The authorities in China have arrested a police commander who ordered officers to open fire during a disturbance, killing protesters, media reports say.
Protests in rural China are on the increase
The arrest comes after officials broke several days' silence to say that three villagers were shot dead in the protest, in Guangdong province.
Local residents have alleged that up to 20 people were killed.
If this is true, this could be China's deadliest use of force against protesters since Tiananmen Square.
A special investigation into the incident has been launched.
Protests against corruption, pollution and land seizures have become increasingly common in rural China.
Police in riot gear were seen patrolling the village on Sunday, and residents said they feared arrest.
Officials quoted by the state news agency said more than 300 people took part in Tuesday's protest in the village of Dongzhou.
At the urging of a few "instigators", the demonstrators reportedly attacked the police with petrol bombs, knives and dynamite.
"It became dark when the chaotic mob began to throw explosives at the police," the report said. "Police were forced to open fire in alarm."
Three people died instantly in the police firing and five others were wounded, according to Xinhua.

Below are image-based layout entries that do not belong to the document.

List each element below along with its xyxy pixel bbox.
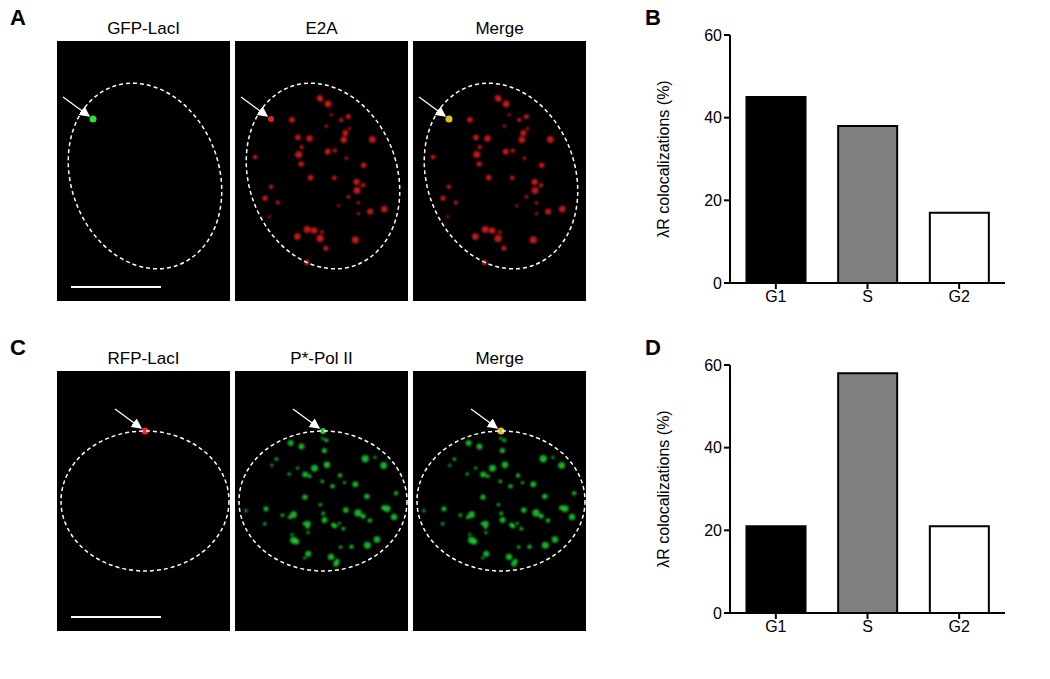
svg-text:G2: G2 (948, 288, 969, 305)
html-text:P*-Pol II: P*-Pol II (290, 349, 353, 368)
svg-text:S: S (862, 618, 873, 635)
svg-text:60: 60 (704, 357, 722, 374)
html-text:A: A (10, 5, 26, 30)
svg-text:0: 0 (713, 275, 722, 292)
svg-text:λR colocalizations (%): λR colocalizations (%) (655, 80, 672, 237)
svg-text:20: 20 (704, 522, 722, 539)
svg-text:60: 60 (704, 27, 722, 44)
svg-text:S: S (862, 288, 873, 305)
svg-text:G1: G1 (765, 288, 786, 305)
svg-text:λR colocalizations (%): λR colocalizations (%) (655, 410, 672, 567)
html-text:D: D (645, 335, 661, 360)
html-text:GFP-LacI: GFP-LacI (107, 19, 180, 38)
html-text:Merge: Merge (475, 349, 524, 368)
html-text:Merge: Merge (475, 19, 524, 38)
html-text:C: C (10, 335, 26, 360)
svg-text:0: 0 (713, 605, 722, 622)
svg-text:40: 40 (704, 439, 722, 456)
svg-text:20: 20 (704, 192, 722, 209)
html-text:B: B (645, 5, 661, 30)
svg-text:G1: G1 (765, 618, 786, 635)
html-text:RFP-LacI: RFP-LacI (107, 349, 180, 368)
html-text:E2A: E2A (305, 19, 338, 38)
svg-text:G2: G2 (948, 618, 969, 635)
svg-text:40: 40 (704, 109, 722, 126)
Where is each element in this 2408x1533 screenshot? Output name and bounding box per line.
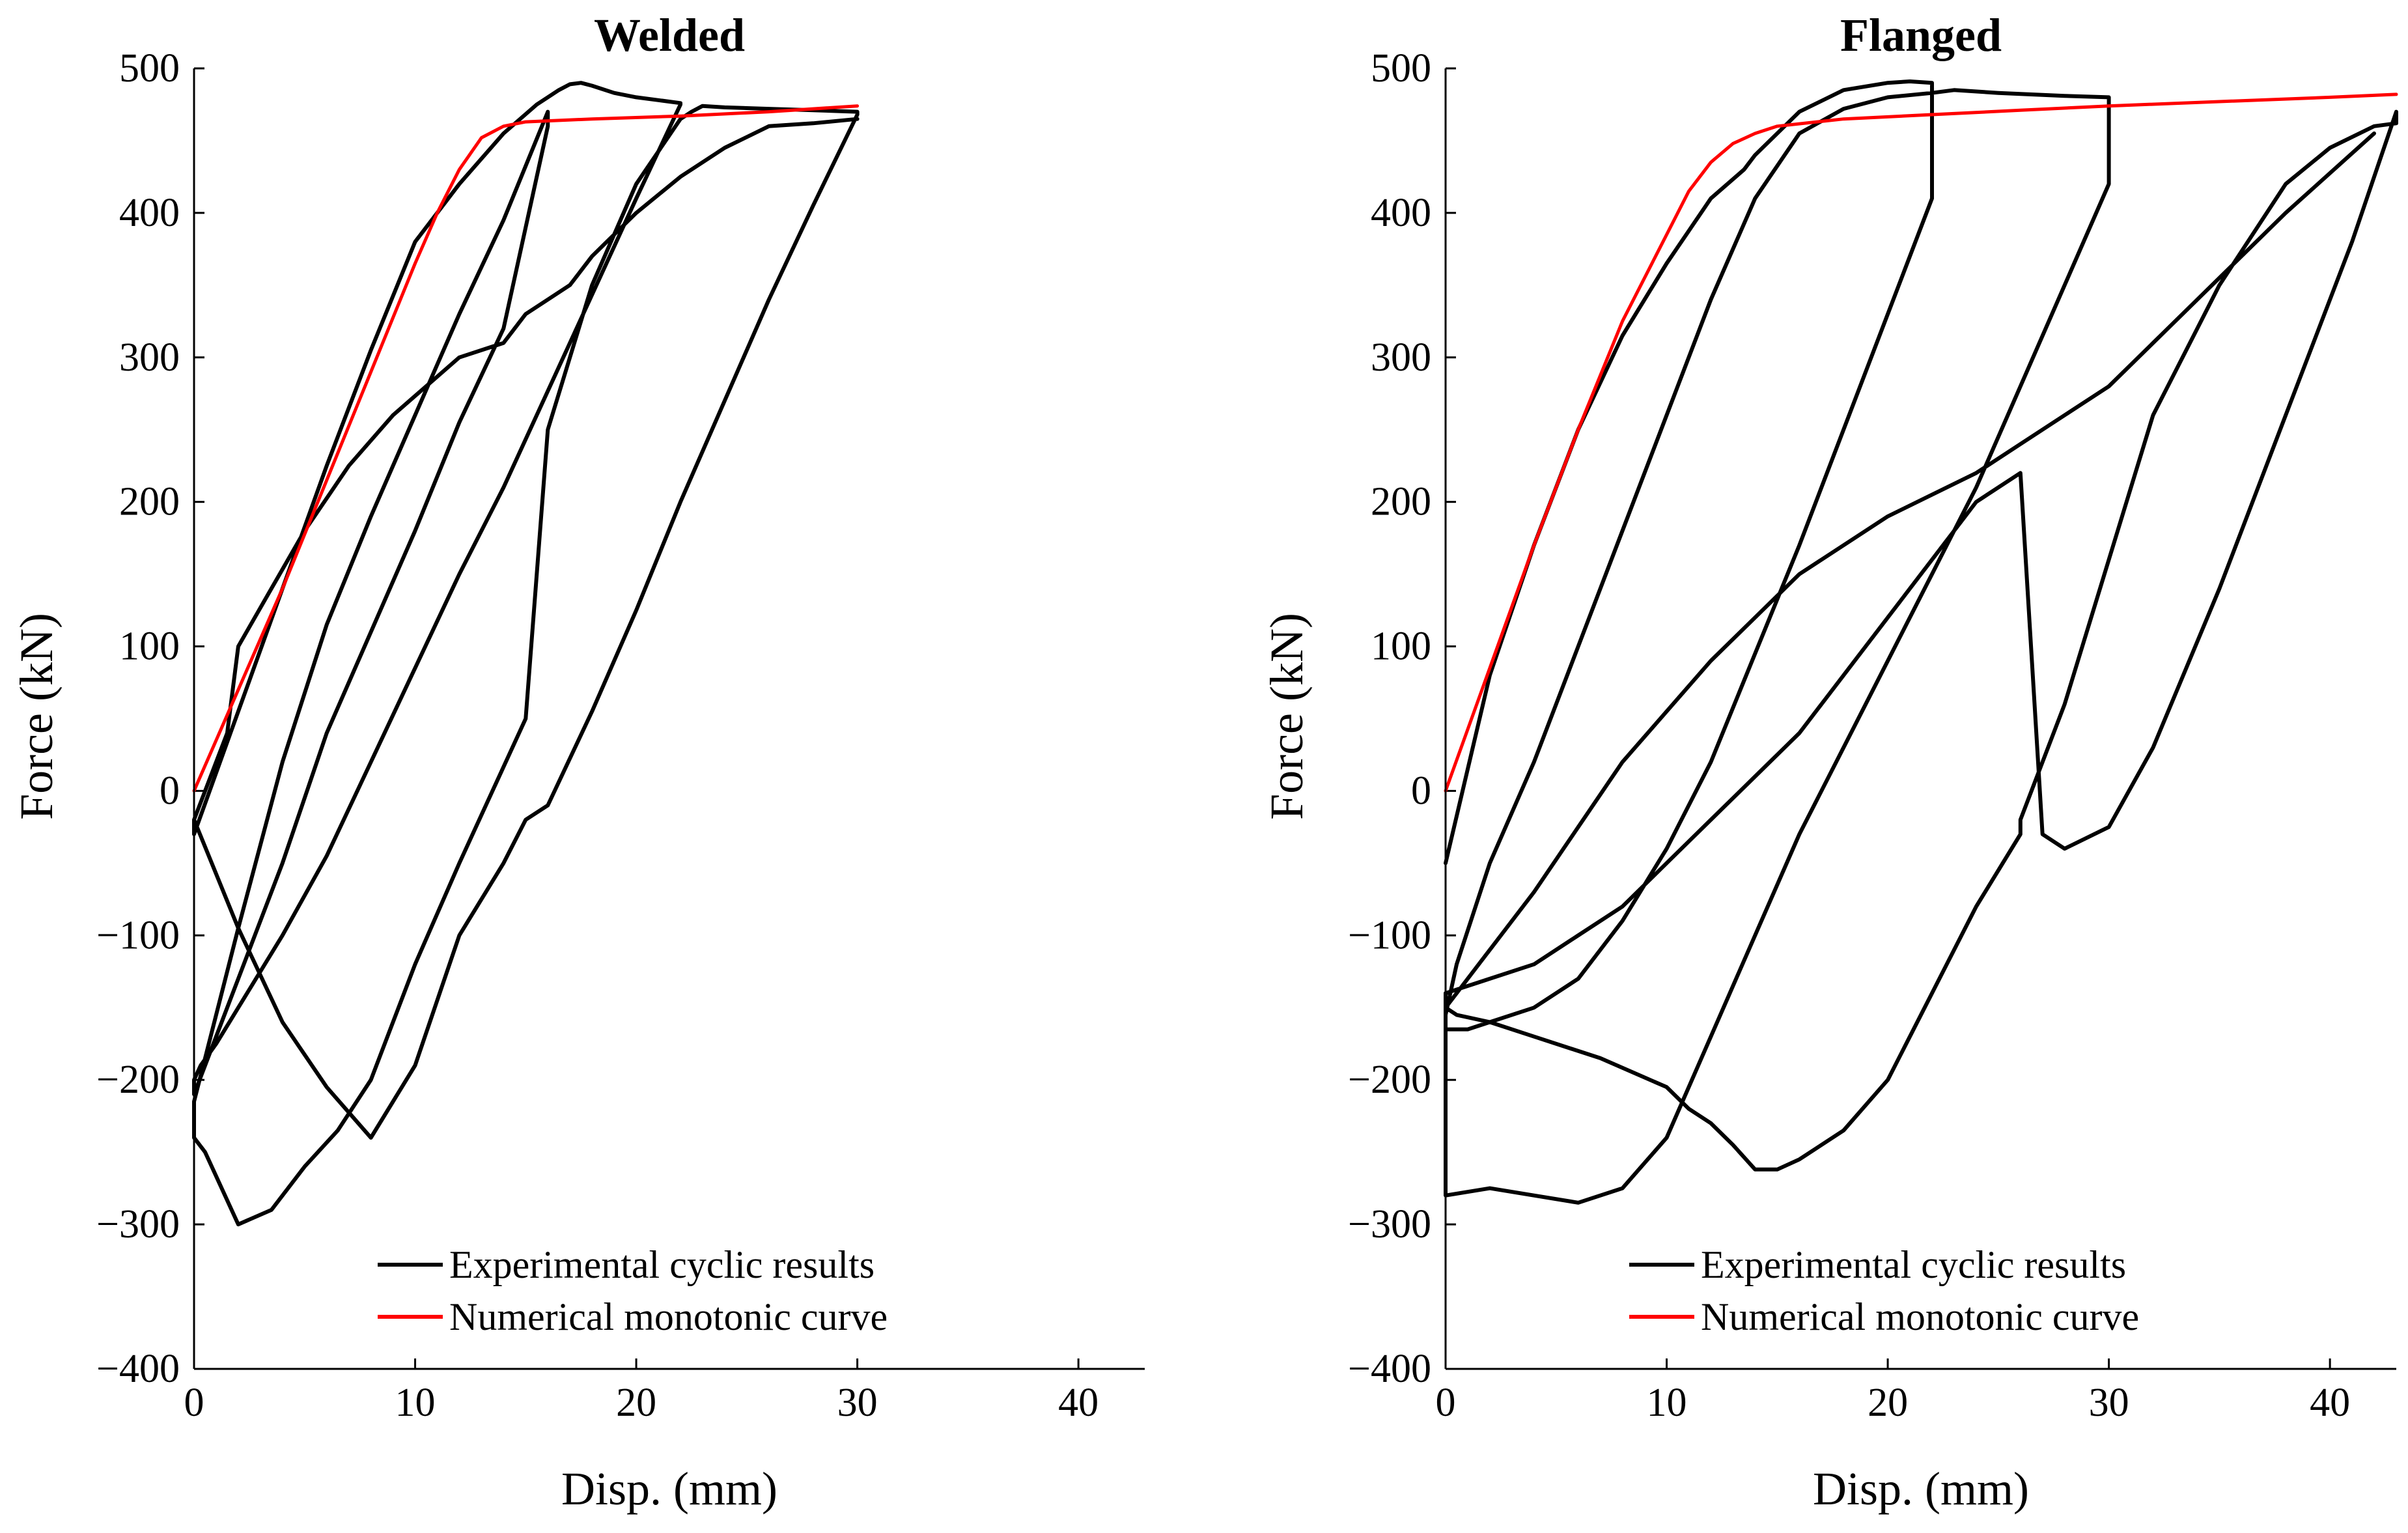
x-tick-label: 30 bbox=[2089, 1381, 2129, 1425]
y-tick-label: −300 bbox=[1348, 1202, 1431, 1246]
x-tick-label: 20 bbox=[616, 1381, 656, 1425]
y-tick-label: 300 bbox=[119, 335, 180, 380]
y-tick-label: 100 bbox=[1371, 625, 1431, 669]
y-tick-label: −400 bbox=[1348, 1347, 1431, 1391]
legend-label-experimental: Experimental cyclic results bbox=[449, 1243, 875, 1286]
y-tick-label: 0 bbox=[160, 768, 180, 813]
legend-label-experimental: Experimental cyclic results bbox=[1701, 1243, 2126, 1286]
series-numerical-line bbox=[1444, 92, 2398, 793]
axis-ticks: −400 −300 −200 −100 0 100 200 300 400 500 0 10 20 30 4… bbox=[1348, 46, 2350, 1425]
y-axis-label: Force (kN) bbox=[10, 613, 63, 820]
chart-title: Flanged bbox=[1840, 9, 2002, 61]
y-tick-label: −200 bbox=[1348, 1058, 1431, 1102]
x-tick-label: 20 bbox=[1868, 1381, 1908, 1425]
series-experimental-line bbox=[1444, 79, 2398, 1205]
x-tick-label: 40 bbox=[2310, 1381, 2350, 1425]
legend: Experimental cyclic results Numerical mo… bbox=[1629, 1243, 2139, 1338]
x-tick-label: 10 bbox=[1647, 1381, 1687, 1425]
chart-flanged: Flanged Force (kN) Disp. (mm) −400 −300 −2… bbox=[1261, 9, 2398, 1515]
y-axis-label: Force (kN) bbox=[1261, 613, 1313, 820]
y-tick-label: 100 bbox=[119, 625, 180, 669]
x-tick-label: 40 bbox=[1058, 1381, 1099, 1425]
y-tick-label: 400 bbox=[1371, 191, 1431, 235]
y-tick-label: −400 bbox=[96, 1347, 180, 1391]
legend: Experimental cyclic results Numerical mo… bbox=[378, 1243, 888, 1338]
y-tick-label: 200 bbox=[119, 480, 180, 524]
plot-series bbox=[1444, 79, 2398, 1205]
y-tick-label: −200 bbox=[96, 1058, 180, 1102]
y-tick-label: 0 bbox=[1411, 768, 1431, 813]
y-tick-label: −100 bbox=[96, 913, 180, 957]
y-tick-label: 300 bbox=[1371, 335, 1431, 380]
x-tick-label: 0 bbox=[184, 1381, 204, 1425]
x-tick-label: 30 bbox=[837, 1381, 878, 1425]
chart-welded: Welded Force (kN) Disp. (mm) −400 −300 −20… bbox=[10, 9, 1145, 1515]
axis-ticks: −400 −300 −200 −100 0 100 200 300 400 500 0 10 20 30 4… bbox=[96, 46, 1099, 1425]
y-tick-label: 500 bbox=[1371, 46, 1431, 91]
legend-label-numerical: Numerical monotonic curve bbox=[449, 1295, 888, 1338]
y-tick-label: −300 bbox=[96, 1202, 180, 1246]
y-tick-label: 200 bbox=[1371, 480, 1431, 524]
x-axis-label: Disp. (mm) bbox=[561, 1463, 777, 1515]
x-tick-label: 10 bbox=[395, 1381, 436, 1425]
y-tick-label: −100 bbox=[1348, 913, 1431, 957]
y-tick-label: 400 bbox=[119, 191, 180, 235]
x-axis-label: Disp. (mm) bbox=[1813, 1463, 2029, 1515]
x-tick-label: 0 bbox=[1436, 1381, 1456, 1425]
y-tick-label: 500 bbox=[119, 46, 180, 91]
series-experimental-line bbox=[192, 81, 860, 1227]
plot-series bbox=[192, 81, 860, 1227]
legend-label-numerical: Numerical monotonic curve bbox=[1701, 1295, 2139, 1338]
series-numerical-line bbox=[192, 104, 860, 793]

But villagers say only fireworks, not explosives, were thrown at police.
Beijing's memories of international condemnation after the 1989 killings in Tiananmen Square still loom large, and it is extremely unusual for Chinese police to use live fire to suppress a demonstration, the BBC's Louisa Lim in China says.
Anger over land
Witnesses at the time told US broadcaster Radio Free Asia the incident happened after hundreds of police tried to disperse up to 1,000 demonstrators near Shanwei.
Protesters were apparently angry because they had not been compensated for land taken by the government to build a power plant.
The village has since been sealed off by security personnel.
One of the most prominent rural demonstrations, earlier this year, took place in the village of Taishi, also in Guangdong province.
Villagers accused Taishi's chief of embezzling public funds in a deal involving the sale of a large tract of village land.
The stand-off between locals and security forces lasted several weeks.